Karena berbagai manfaat ditambah dengan caranya yang cukup mudah membuat warga tertarik beternak maggot.
Ternak maggot
Budidaya maggot untuk lingkup rumah tangga dengan tujuan mengurangi sampah organik dan limbah makanan di rumah bisa menggunakan metode ember tumpuk.
Metode ember tumpuk untuk budidaya maggot ini membutuhkan dua ember yang nantinya ditumpuk menjadi satu.
Ember pertama diberi lubang kecil-kecil di bagian bawahnya, kemudian ember tersebut diletakkan dibagian atas ember lain.
Ember tersebut nantinya diisi limbah organik rumah tangga yang akan mengundang lalat tentara hitam.

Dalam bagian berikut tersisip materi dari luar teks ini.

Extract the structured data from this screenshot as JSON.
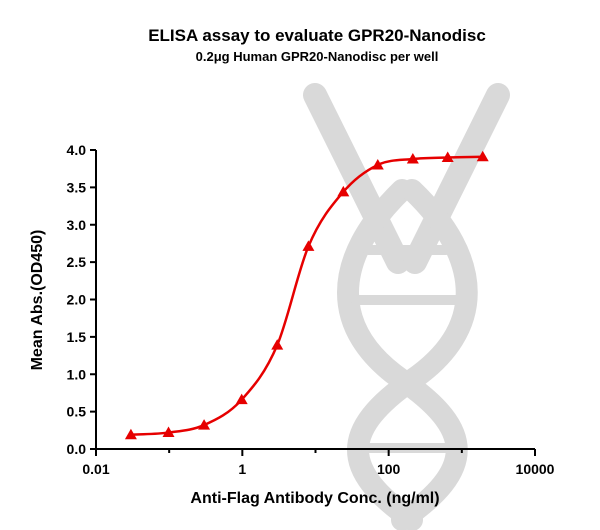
{
  "chart_data": {
    "type": "scatter",
    "title": "ELISA assay to evaluate GPR20-Nanodisc",
    "subtitle": "0.2μg Human GPR20-Nanodisc per well",
    "xlabel": "Anti-Flag Antibody Conc. (ng/ml)",
    "ylabel": "Mean Abs.(OD450)",
    "x_scale": "log",
    "xlim": [
      0.01,
      10000
    ],
    "ylim": [
      0,
      4.0
    ],
    "x_ticks": [
      0.01,
      1,
      100,
      10000
    ],
    "x_tick_labels": [
      "0.01",
      "1",
      "100",
      "10000"
    ],
    "y_ticks": [
      0,
      0.5,
      1.0,
      1.5,
      2.0,
      2.5,
      3.0,
      3.5,
      4.0
    ],
    "y_tick_labels": [
      "0.0",
      "0.5",
      "1.0",
      "1.5",
      "2.0",
      "2.5",
      "3.0",
      "3.5",
      "4.0"
    ],
    "grid": false,
    "legend": "none",
    "series": [
      {
        "color": "#e60000",
        "marker": "triangle",
        "fit": "sigmoid",
        "x": [
          0.03,
          0.098,
          0.3,
          0.98,
          3.0,
          8.0,
          24.0,
          71.0,
          214.0,
          641.0,
          1929.0
        ],
        "y": [
          0.19,
          0.22,
          0.32,
          0.66,
          1.39,
          2.71,
          3.44,
          3.8,
          3.88,
          3.9,
          3.91
        ]
      }
    ]
  }
}
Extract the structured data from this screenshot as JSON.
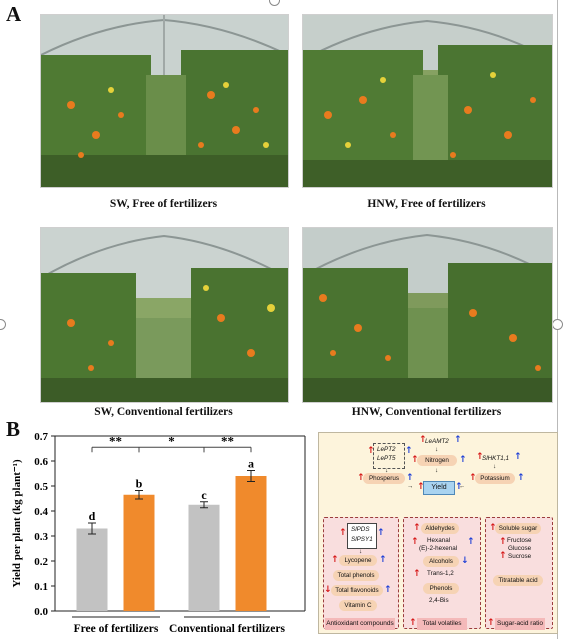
{
  "figure": {
    "panel_a": "A",
    "panel_b": "B"
  },
  "photos": [
    {
      "caption": "SW, Free of fertilizers"
    },
    {
      "caption": "HNW, Free of fertilizers"
    },
    {
      "caption": "SW, Conventional fertilizers"
    },
    {
      "caption": "HNW, Conventional fertilizers"
    }
  ],
  "chart_data": {
    "type": "bar",
    "ylabel": "Yield per plant (kg plant⁻¹)",
    "ylim": [
      0,
      0.7
    ],
    "yticks": [
      "0.0",
      "0.1",
      "0.2",
      "0.3",
      "0.4",
      "0.5",
      "0.6",
      "0.7"
    ],
    "groups": [
      "Free of fertilizers",
      "Conventional fertilizers"
    ],
    "bars": [
      {
        "group": "Free of fertilizers",
        "value": 0.33,
        "error": 0.022,
        "letter": "d",
        "color": "#c2c2c2"
      },
      {
        "group": "Free of fertilizers",
        "value": 0.465,
        "error": 0.017,
        "letter": "b",
        "color": "#f08a2c"
      },
      {
        "group": "Conventional fertilizers",
        "value": 0.425,
        "error": 0.012,
        "letter": "c",
        "color": "#c2c2c2"
      },
      {
        "group": "Conventional fertilizers",
        "value": 0.54,
        "error": 0.022,
        "letter": "a",
        "color": "#f08a2c"
      }
    ],
    "significance": [
      "**",
      "*",
      "**"
    ],
    "grid": false,
    "legend": "none"
  },
  "diagram": {
    "genes_p": [
      "LePT2",
      "LePT5"
    ],
    "gene_n": "LeAMT2",
    "gene_k": "SlHKT1,1",
    "phosphorus": "Phosperus",
    "nitrogen": "Nitrogen",
    "potassium": "Potassium",
    "yield": "Yield",
    "genes_lyc": [
      "SlPDS",
      "SlPSY1"
    ],
    "lycopene": "Lycopene",
    "total_phenols": "Total phenols",
    "total_flavonoids": "Total flavonoids",
    "vitamin_c": "Vitamin C",
    "antioxidant": "Antioxidant compounds",
    "aldehydes": "Aldehydes",
    "hexanal": "Hexanal",
    "hexenal": "(E)-2-hexenal",
    "alcohols": "Alcohols",
    "trans": "Trans-1,2",
    "phenols": "Phenols",
    "bis": "2,4-Bis",
    "total_volatiles": "Total volatiles",
    "soluble_sugar": "Soluble sugar",
    "fructose": "Fructose",
    "glucose": "Glucose",
    "sucrose": "Sucrose",
    "titratable": "Titratable acid",
    "sugar_acid": "Sugar-acid ratio"
  }
}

Sementara ember kedua diletakkan di bagian bawah sebagai tempat untuk menampung cairan pupuk organik yang dipasangi keran supaya memudahkan mengambil pupuk cair.
Agar tidak menyebabkan aroma tidak sedap, sebaiknya pilah dan pilih terlebih dahulu limbah organik yang akan dimasukkan ke ember seperti kulit buah dan sisa sayur.
Maggot diekspor
Di beberapa negara maggot telah diternakkan, seperti di Malaysia dan negara-negara di Afrika.
Sementara di Indonesia, budidaya maggot mulai marak beberapa tahun terakhir karena masalah sampah yang masih belum juga teratasi di dalam negeri.
Maggot mulai dimanfaatkan dalam lingkungan Rukun Warga/ Rukun Tetangga (RW/RT) untuk mengurangi limbah organik.
Beberapa pengusaha juga memanfaatkan peluang beternak maggot untuk dijual sebagai pakan ayam maupun pakan ikan.
Pemerintah Indonesia melalui Kementerian Pertanian (Kementan) juga sempat melihat potensi ekspor maggot ke Eropa pada tahun 2022 lalu.
Bentuk maggot yang saat itu direncanakan untuk diekspor yaitu larva kering, tepung larva, dan minyak hewani.
Agar bisa menembus pasar Eropa, Kementan mengatakan jika pengusaha atau eksportir harus memenuhi persyaratan teknis dan standar yang telah ditetapkan di Eropa.
Syarat-syarat tersebut utamanya terkait dengan kemampuan produsen maggot untuk meningkatkan kualitas dan menjamin kesinambungan produksi.
Melansir Antara, Koordinator Keamanan Hayati Hewani Pusat Karantina Hewan dan Keamanan Hayati Hewani Badan Karantina Hewan Kementan Sri Endah Ekandari mengatakan, ada perbedaan maggot untuk diekspor dengan maggot yang dibudidaya masyarakat Indonesia secara mandiri saat ini.
Endah mengatakan jika maggot yang diorientasikan untuk ekspor tidak diberi makan pakan sampah sisa makanan atau kulit buah, seperti yang lazim dilakukan pada ternak maggot skala mandiri.
Maggot yang diekspor ke Eropa diberi pakan bungkil alias ampas sawit yang merupakan limbah dari pemrosesan kelapa sawit.
Endah mengatakan eksportir maggot dari Indonesia membutuhkan proses yang cukup lama untuk mendapat perestujuan dari regulator Eropa.
“Ini murni kita harus memenuhi persyaratan teknis yang memang ditetapkan oleh Eropa. Kita untuk maggot, Indonesia belum ada satupun kesepakatan protokol dengan negara tujuan ekspor, ” ujar Endah pada 2022 lalu, dikutip dari Antara.